A revelação desmonta a versão do senador Flávio Bolsonaro (PL-RJ), candidato à Presidência da República, que afirmava que os aportes do dono do Master haviam cessado em maio de 2025. Segundo o delator, houve uma transferência posterior de US$ 1,666 milhão realizada em setembro daquele ano. A operação envolvia a subscrição de cotas do fundo internacional gerido por Paulo Calixto — advogado do ex-deputado Eduardo Bolsonaro nos Estados Unidos —, por meio da Entre Investiments, empresa sediada no paraíso fiscal das Bahamas.

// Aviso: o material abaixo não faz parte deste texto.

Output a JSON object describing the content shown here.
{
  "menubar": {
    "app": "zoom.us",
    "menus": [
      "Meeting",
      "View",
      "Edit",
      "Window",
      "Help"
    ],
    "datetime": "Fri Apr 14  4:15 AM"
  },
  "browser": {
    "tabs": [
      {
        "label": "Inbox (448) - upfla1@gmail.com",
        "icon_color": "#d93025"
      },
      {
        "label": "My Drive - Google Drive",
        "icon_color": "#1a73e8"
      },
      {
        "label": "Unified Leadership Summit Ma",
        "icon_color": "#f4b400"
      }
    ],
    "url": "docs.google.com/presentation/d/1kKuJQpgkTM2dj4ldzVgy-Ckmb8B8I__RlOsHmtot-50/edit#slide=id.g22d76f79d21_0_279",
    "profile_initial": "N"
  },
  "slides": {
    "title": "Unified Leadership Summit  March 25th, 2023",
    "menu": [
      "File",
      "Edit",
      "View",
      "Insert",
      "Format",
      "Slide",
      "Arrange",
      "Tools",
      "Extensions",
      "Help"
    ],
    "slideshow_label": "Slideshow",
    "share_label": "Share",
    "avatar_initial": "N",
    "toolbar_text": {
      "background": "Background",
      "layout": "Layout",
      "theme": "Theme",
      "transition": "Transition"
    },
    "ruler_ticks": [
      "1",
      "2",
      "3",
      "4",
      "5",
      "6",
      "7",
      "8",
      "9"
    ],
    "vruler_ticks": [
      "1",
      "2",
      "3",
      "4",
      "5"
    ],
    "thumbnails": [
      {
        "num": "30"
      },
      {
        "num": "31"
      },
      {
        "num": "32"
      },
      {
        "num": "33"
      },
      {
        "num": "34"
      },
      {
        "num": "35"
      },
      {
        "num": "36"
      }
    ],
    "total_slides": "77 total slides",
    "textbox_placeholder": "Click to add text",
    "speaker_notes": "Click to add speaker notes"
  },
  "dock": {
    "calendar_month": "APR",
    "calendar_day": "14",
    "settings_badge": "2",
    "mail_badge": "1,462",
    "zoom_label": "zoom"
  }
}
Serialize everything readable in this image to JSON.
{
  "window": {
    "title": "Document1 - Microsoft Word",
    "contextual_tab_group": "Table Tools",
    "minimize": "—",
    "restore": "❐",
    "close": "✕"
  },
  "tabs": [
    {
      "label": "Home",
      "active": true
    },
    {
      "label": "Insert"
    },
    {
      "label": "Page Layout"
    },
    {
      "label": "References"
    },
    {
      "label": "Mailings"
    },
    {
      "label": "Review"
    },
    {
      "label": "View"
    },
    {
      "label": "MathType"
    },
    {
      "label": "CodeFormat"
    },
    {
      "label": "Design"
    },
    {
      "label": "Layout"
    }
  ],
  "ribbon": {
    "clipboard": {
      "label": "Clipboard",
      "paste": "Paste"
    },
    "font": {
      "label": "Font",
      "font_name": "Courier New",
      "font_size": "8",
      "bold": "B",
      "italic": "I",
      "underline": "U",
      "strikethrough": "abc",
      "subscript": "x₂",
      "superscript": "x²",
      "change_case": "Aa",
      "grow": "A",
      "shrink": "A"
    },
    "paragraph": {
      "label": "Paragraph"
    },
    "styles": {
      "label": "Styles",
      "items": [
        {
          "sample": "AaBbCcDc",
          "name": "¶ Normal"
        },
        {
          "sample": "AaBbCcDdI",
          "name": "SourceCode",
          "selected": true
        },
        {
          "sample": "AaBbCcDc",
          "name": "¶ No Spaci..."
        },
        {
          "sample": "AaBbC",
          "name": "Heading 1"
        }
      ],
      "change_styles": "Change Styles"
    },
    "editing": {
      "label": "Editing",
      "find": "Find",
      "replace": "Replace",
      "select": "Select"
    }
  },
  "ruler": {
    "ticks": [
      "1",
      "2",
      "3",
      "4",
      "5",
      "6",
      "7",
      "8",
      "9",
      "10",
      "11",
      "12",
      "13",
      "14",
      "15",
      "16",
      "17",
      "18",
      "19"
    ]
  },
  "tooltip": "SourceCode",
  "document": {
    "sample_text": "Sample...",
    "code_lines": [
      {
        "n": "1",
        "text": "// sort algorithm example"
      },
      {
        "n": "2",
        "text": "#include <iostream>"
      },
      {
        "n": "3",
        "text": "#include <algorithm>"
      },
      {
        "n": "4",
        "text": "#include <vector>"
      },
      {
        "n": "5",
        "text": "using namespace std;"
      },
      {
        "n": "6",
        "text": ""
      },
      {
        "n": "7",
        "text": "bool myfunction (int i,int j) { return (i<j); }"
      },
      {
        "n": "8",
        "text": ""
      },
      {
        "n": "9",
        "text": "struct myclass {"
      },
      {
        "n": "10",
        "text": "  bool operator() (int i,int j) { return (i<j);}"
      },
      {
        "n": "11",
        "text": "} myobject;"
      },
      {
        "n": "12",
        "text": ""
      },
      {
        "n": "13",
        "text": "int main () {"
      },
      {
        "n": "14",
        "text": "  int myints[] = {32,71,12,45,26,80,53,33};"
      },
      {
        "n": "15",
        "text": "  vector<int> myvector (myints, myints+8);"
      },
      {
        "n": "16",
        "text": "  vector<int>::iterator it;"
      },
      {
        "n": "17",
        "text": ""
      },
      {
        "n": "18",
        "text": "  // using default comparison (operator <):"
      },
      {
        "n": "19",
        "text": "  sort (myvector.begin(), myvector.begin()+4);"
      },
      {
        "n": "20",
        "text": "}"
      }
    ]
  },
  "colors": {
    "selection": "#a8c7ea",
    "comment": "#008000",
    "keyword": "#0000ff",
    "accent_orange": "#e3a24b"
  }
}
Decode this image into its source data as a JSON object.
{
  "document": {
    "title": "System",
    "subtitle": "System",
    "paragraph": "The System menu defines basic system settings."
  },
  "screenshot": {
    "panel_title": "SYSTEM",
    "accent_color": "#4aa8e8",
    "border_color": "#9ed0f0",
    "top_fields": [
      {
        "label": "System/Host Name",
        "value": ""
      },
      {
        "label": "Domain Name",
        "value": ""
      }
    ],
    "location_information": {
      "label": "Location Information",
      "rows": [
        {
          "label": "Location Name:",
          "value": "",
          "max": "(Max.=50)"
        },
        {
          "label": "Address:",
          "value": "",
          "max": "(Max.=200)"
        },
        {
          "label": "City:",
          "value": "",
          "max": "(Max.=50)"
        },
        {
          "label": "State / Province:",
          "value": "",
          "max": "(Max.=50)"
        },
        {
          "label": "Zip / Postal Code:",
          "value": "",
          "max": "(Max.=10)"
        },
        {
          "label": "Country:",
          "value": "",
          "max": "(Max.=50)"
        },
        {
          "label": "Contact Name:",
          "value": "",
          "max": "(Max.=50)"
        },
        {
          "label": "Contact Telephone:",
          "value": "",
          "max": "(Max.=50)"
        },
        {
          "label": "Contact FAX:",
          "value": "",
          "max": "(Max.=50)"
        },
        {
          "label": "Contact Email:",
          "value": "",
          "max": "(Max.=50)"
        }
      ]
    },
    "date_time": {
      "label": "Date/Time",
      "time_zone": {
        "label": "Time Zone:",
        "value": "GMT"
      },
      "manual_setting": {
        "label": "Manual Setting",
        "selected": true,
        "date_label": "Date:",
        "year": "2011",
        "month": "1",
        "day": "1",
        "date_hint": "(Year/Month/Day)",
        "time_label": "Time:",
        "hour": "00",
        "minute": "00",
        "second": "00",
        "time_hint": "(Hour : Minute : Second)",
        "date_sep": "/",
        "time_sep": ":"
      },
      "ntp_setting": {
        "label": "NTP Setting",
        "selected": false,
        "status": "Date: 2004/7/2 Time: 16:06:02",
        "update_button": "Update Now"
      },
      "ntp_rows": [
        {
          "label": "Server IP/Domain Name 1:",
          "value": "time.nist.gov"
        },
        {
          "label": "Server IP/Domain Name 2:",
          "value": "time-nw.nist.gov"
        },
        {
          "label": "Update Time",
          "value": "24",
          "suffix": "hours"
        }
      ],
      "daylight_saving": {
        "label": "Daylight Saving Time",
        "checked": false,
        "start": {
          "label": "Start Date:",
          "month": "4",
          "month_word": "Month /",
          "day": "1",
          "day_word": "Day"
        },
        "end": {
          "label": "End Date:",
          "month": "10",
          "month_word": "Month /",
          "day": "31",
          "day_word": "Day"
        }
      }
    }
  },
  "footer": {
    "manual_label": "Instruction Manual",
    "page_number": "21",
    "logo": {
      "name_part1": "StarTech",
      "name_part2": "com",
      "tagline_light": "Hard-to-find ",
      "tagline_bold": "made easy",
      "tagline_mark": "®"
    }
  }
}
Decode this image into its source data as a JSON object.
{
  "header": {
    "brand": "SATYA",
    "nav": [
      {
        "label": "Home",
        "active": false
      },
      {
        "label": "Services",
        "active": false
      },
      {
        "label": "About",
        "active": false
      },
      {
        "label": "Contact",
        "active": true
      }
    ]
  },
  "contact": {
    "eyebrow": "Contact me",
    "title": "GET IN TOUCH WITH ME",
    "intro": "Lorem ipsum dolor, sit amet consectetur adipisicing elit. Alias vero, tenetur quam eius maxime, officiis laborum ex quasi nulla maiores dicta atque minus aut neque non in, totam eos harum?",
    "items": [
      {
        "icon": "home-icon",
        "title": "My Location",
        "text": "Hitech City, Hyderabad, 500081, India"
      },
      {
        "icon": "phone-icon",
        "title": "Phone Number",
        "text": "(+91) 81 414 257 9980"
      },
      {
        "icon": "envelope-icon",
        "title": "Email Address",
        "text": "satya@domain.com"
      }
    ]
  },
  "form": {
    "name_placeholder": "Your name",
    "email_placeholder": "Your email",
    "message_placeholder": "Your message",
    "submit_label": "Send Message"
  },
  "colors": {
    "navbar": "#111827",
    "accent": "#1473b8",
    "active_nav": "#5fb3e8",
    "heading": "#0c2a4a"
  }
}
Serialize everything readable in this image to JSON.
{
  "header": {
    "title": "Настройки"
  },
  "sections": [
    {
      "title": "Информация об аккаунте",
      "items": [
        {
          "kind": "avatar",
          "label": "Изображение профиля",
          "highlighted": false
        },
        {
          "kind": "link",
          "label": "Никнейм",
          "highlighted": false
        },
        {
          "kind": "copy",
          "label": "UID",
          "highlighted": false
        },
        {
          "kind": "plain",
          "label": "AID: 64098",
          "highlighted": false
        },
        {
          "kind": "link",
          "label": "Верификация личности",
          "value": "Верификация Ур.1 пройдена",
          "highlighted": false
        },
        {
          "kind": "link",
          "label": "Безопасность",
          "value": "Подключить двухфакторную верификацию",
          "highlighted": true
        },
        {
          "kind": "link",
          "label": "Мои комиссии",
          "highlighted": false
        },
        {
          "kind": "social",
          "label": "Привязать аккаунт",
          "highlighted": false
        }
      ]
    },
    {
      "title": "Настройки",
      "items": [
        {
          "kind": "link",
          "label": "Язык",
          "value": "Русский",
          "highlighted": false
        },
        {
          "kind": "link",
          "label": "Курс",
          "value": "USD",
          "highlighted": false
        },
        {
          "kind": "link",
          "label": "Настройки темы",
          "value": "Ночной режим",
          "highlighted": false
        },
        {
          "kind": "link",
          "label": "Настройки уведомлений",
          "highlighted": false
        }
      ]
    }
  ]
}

A Polícia Federal investiga agora se a totalidade dos valores multimilionários foi efetivamente aplicada na produção cinematográfica ou se o mecanismo serviu para lavar dinheiro e abastecer despesas e atividades de aliados do clã no exterior. Enquanto a defesa do senador repassa as explicações para a produtora Go Up — que contratou uma auditoria privada para validar os custos do filme —, os documentos sigilosos do caso Master seguem sob análise do ministro André Mendonça, aguardando decisão sobre a homologação do acordo.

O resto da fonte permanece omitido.